Was die Motive der Europäischen Union angeht, sind die Dinge etwas komplizierter. Man kann die Zusammensetzung der neuen deutschen Regierungskoalition und die Haltung der einzelnen Kabinettsmitglieder zu Russland im Allgemeinen und zu Nord Stream 2 im Besonderen ausführlich analysieren, aber das ist bei weitem nicht die Hauptsache. Die EU arbeitet weiter an einer Green-Deal-Strategie, in deren Rahmen auch Wasserstoffprojekte eine wichtige Rolle spielen.
Ich möchte Sie daran erinnern, dass Nordafrika (ohne konkrete Länder zu nennen) und die Ukraine als wichtige externe Partner für die Wasserstoffversorgung der EU genannt wurden. Die Strategie sieht EU-Investitionen in Höhe von mehreren Milliarden Dollar in den Bau von Hochleistungselektrolyseuren in der Ukraine vor, die «grüne» Energie in Wasserstoff umwandeln sollen.
Um diese Pläne zu unterstützen, bauen viele ausländische und ukrainische Unternehmen die Kapazität von Solar- und Windkraftanlagen weiter aus, obwohl sie Probleme haben, der Regierung den «grünen Tarif» zu zahlen. Um die Ziele für die Wasserstoffproduktion in der Ukraine und in Nordafrika bis 2030-2035 zu erreichen, muss das große Projekt zum Bau von Elektrolyseuren jetzt in Angriff genommen werden.

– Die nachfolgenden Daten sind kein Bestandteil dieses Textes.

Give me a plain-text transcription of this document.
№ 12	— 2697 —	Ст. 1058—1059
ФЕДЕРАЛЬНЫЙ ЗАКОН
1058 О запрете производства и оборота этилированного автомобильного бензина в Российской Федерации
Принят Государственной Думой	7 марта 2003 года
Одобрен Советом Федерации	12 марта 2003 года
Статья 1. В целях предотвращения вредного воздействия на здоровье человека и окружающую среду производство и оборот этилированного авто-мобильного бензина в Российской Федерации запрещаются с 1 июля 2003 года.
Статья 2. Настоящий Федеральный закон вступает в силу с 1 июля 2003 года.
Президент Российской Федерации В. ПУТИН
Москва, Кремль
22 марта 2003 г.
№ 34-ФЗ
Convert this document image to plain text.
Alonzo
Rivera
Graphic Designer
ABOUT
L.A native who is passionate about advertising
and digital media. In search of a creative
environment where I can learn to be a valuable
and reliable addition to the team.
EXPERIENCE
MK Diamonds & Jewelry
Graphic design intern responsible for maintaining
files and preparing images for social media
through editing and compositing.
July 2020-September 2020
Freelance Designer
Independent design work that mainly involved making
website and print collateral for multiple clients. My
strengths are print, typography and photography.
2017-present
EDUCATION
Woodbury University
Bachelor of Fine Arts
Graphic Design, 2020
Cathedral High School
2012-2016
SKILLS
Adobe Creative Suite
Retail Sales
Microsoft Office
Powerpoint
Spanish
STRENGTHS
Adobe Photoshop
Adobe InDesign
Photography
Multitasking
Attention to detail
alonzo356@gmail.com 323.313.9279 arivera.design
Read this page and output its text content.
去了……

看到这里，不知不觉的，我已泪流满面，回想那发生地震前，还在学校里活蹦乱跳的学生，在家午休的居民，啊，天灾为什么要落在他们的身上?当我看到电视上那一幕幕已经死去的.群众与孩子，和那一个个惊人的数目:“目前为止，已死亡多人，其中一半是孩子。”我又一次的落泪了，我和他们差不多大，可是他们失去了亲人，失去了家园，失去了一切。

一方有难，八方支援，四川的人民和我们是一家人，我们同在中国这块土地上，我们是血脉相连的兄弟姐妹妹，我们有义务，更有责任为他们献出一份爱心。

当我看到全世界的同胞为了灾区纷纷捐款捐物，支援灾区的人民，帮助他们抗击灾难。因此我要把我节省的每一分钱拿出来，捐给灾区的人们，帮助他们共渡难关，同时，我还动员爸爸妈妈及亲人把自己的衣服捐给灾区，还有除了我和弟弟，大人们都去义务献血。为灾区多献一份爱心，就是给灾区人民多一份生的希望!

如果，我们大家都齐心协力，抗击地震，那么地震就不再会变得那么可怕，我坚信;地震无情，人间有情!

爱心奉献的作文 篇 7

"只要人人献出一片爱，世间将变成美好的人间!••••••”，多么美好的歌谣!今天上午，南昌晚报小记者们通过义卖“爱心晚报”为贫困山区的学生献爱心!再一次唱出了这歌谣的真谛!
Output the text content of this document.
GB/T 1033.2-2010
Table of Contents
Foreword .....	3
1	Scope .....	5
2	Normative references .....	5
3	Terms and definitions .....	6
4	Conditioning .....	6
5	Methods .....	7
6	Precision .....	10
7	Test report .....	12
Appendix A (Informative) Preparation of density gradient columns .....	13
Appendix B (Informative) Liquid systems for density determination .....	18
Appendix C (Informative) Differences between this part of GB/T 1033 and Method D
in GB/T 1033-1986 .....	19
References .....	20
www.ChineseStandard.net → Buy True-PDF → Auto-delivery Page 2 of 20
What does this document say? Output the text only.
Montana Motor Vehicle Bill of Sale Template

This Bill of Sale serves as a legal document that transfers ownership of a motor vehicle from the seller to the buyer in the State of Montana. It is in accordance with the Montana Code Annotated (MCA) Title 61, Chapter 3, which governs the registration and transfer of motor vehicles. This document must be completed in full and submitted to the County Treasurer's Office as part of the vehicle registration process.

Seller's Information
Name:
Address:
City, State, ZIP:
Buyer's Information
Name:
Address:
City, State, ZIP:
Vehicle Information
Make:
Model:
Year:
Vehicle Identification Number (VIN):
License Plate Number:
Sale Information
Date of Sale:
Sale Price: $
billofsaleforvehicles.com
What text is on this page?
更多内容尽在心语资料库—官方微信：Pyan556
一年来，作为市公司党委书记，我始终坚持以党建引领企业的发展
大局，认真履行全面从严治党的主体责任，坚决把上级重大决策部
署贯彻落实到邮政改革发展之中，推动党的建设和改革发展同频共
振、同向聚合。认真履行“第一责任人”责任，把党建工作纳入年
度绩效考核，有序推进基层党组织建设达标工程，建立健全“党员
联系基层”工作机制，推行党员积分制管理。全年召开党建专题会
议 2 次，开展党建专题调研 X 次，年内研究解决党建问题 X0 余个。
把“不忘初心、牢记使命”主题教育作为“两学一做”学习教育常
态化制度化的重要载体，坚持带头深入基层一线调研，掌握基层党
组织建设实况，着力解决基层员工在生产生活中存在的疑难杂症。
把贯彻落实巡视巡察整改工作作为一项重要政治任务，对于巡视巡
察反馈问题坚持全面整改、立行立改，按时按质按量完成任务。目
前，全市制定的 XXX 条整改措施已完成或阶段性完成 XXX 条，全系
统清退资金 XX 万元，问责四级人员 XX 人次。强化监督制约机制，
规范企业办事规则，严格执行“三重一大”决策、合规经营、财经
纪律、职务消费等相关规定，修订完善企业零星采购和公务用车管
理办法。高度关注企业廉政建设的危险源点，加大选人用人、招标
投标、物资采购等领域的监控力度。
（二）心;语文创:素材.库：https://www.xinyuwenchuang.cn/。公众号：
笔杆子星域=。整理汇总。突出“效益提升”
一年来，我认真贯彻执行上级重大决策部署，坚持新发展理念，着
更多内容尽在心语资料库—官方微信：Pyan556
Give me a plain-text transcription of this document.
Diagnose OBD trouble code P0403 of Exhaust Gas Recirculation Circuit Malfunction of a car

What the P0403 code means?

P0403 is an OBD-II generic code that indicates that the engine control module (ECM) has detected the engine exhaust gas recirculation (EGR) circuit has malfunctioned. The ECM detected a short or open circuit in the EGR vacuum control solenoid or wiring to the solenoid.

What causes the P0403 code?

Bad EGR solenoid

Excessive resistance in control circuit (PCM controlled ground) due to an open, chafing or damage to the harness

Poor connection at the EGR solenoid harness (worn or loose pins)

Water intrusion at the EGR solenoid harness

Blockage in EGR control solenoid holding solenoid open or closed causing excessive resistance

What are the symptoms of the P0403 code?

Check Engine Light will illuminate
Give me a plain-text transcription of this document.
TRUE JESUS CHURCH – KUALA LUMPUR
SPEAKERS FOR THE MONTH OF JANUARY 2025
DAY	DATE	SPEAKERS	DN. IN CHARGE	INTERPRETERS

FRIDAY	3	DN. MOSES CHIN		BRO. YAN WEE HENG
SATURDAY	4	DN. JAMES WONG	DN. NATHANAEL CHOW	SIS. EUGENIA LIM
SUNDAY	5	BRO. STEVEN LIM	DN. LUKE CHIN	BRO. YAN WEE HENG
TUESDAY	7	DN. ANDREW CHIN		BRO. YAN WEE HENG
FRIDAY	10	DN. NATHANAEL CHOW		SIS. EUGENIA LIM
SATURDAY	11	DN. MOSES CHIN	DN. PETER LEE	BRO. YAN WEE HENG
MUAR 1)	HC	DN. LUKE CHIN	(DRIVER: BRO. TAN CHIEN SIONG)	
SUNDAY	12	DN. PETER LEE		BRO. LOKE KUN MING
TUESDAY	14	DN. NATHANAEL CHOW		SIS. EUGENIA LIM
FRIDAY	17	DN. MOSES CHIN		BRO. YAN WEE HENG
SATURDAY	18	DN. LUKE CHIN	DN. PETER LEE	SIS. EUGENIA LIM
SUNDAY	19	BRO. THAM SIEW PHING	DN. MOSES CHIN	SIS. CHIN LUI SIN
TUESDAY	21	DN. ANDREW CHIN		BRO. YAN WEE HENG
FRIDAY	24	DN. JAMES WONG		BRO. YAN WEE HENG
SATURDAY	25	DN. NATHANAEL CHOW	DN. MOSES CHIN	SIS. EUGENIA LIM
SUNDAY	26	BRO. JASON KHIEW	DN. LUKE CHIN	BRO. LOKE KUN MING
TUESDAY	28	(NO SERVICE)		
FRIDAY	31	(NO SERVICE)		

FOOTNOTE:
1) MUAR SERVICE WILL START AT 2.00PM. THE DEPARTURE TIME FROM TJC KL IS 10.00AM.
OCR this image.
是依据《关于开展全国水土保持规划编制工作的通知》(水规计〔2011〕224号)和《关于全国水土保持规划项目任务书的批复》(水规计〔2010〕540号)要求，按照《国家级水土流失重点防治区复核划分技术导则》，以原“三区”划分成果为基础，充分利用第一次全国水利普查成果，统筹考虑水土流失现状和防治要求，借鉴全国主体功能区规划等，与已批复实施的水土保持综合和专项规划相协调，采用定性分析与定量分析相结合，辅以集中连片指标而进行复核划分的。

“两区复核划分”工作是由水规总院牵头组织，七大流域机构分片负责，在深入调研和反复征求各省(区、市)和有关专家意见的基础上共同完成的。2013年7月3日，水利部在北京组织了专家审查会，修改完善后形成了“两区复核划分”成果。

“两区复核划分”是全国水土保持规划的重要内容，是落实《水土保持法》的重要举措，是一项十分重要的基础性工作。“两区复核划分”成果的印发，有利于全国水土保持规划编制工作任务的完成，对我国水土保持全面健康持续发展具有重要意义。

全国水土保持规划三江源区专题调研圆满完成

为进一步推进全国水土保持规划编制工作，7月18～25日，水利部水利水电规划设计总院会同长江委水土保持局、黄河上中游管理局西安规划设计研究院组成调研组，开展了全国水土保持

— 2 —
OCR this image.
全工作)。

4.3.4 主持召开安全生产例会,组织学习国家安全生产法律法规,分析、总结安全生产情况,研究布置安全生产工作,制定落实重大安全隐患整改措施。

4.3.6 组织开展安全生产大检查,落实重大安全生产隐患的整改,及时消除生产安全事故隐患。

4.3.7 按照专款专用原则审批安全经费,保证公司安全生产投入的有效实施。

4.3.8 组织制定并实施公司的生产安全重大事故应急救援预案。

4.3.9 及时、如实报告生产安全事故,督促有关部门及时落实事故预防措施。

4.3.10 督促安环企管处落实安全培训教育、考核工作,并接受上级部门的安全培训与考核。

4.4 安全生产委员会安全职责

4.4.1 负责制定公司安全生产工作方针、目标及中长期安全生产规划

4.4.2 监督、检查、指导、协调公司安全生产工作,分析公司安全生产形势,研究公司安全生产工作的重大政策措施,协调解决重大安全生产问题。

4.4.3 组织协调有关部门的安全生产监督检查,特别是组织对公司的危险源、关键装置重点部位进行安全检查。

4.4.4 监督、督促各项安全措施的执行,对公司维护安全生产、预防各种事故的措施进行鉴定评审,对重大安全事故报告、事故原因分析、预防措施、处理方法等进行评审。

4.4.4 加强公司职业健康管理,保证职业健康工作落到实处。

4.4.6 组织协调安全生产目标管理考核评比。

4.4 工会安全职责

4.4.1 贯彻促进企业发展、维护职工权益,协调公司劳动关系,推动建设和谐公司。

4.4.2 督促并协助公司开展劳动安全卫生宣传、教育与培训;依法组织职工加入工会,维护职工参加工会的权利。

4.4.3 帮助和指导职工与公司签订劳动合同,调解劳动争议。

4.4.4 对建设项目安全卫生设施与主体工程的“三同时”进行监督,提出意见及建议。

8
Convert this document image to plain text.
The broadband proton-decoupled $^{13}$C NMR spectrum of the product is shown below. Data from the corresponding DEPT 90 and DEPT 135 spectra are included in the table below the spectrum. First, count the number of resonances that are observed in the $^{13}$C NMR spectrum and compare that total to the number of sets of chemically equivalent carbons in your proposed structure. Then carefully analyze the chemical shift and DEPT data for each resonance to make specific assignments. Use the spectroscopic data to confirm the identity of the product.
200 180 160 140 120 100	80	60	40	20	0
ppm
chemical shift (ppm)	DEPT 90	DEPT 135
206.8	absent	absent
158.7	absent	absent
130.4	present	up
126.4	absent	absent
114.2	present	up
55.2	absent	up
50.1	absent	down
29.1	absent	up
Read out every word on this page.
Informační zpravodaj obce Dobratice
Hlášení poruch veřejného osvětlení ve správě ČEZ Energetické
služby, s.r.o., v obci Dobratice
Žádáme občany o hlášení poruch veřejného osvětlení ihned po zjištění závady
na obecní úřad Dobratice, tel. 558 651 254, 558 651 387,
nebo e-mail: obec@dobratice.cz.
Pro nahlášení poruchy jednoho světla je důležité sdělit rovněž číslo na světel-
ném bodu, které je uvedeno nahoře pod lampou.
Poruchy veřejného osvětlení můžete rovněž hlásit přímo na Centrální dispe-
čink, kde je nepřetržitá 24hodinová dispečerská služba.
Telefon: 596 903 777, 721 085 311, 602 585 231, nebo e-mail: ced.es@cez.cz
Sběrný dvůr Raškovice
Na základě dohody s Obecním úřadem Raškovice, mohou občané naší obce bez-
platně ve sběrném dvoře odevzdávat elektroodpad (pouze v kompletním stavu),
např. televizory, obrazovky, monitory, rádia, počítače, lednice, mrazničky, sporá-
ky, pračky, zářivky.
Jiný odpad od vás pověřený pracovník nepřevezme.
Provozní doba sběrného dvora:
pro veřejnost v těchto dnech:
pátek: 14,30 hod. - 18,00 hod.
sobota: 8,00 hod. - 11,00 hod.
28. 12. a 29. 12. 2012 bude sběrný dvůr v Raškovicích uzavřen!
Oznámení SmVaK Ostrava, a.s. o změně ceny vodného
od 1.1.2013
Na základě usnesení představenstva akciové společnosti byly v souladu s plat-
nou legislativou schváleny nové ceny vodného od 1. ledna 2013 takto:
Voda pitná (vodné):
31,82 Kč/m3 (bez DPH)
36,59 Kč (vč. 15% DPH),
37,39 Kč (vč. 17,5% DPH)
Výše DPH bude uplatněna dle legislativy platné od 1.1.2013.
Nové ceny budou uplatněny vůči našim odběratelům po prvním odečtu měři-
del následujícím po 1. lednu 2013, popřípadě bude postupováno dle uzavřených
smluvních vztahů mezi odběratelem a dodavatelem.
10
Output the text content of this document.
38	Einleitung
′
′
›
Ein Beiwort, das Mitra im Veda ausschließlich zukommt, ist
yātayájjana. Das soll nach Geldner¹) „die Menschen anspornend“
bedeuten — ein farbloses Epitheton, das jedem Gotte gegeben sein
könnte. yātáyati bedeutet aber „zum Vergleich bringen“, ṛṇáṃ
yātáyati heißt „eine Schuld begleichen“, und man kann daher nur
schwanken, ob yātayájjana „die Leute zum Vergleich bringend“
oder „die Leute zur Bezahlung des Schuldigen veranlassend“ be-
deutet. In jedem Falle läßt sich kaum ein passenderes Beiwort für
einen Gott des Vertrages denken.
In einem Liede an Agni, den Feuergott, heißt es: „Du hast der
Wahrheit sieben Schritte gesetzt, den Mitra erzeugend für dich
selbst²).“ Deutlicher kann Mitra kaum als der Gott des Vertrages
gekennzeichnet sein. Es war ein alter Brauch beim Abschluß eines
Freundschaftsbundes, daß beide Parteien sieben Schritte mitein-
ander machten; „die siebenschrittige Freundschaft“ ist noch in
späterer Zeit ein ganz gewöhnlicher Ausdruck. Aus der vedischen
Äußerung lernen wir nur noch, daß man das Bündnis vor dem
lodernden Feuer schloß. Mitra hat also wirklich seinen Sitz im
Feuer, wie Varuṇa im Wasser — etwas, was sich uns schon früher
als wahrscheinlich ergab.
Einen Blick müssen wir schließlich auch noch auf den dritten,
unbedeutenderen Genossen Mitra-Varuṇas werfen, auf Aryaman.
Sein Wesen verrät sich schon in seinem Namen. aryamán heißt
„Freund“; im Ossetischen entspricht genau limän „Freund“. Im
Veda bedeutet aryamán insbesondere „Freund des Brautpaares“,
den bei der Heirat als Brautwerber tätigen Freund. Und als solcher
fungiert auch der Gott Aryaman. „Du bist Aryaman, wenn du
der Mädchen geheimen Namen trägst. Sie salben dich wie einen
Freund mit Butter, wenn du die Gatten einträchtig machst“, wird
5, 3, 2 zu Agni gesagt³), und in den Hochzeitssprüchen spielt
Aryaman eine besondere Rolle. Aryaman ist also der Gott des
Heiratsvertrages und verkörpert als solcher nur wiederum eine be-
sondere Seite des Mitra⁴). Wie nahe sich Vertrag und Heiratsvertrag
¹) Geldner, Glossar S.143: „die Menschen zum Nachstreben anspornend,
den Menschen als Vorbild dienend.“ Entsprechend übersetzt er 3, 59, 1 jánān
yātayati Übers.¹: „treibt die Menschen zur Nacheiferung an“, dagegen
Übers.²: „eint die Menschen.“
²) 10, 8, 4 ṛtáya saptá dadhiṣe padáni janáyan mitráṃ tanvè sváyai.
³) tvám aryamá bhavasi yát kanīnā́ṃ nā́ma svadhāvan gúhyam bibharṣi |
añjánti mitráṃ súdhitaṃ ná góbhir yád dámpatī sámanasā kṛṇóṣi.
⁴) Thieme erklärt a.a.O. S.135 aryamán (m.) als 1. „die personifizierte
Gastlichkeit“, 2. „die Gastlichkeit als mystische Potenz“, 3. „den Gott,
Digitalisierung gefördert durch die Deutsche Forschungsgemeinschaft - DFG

Ohne Garantien für den weiteren Transit von russischem Gas durch das ukrainische GTS nach 2024 könnten jedoch all diese Milliardeninvestitionen den Bach runtergehen. Schließlich kann Wasserstoff derzeit als Teil eines Gas-Wasserstoff-Gemischs über Fernleitungen in die EU transportiert werden. In der Zwischenzeit sieht die EU-Wasserstoffstrategie eine Kapitalbeteiligung an den am Wasserstofftransport beteiligten Gastransportunternehmen vor, d. h. die Privatisierung der für den Wasserstofftransport erforderlichen Leitungen.
Über den utopischen Charakter der EU-Wasserstoffstrategie ist nicht leichtfertig gesprochen worden. Die Nord Stream-2 ist aufgrund ihrer Neuartigkeit eine viel effektivere und sicherere Art des Wasserstofftransports als die ukrainische GTS. In der EU ist man sich dessen sehr wohl bewusst, dennoch verharrt man in der Frage der Unterstützung der Ukraine in der Frage des Gastransits in Trägheit. Der Eintritt der Grünen in die deutsche Regierung verzögert nur das Unvermeidliche: eine radikale Überarbeitung der Green-Deal-Pläne und deren Annäherung an die wirtschaftliche und politische Realität.
In diesem Sinne hat Moskau einen viel größeren Sicherheitsspielraum als Berlin und Brüssel. Alles, was Russland im Moment noch an der Inbetriebnahme von Nord Stream 2 fehlt, wird es mit Rekordgaspreisen mehr als wettmachen.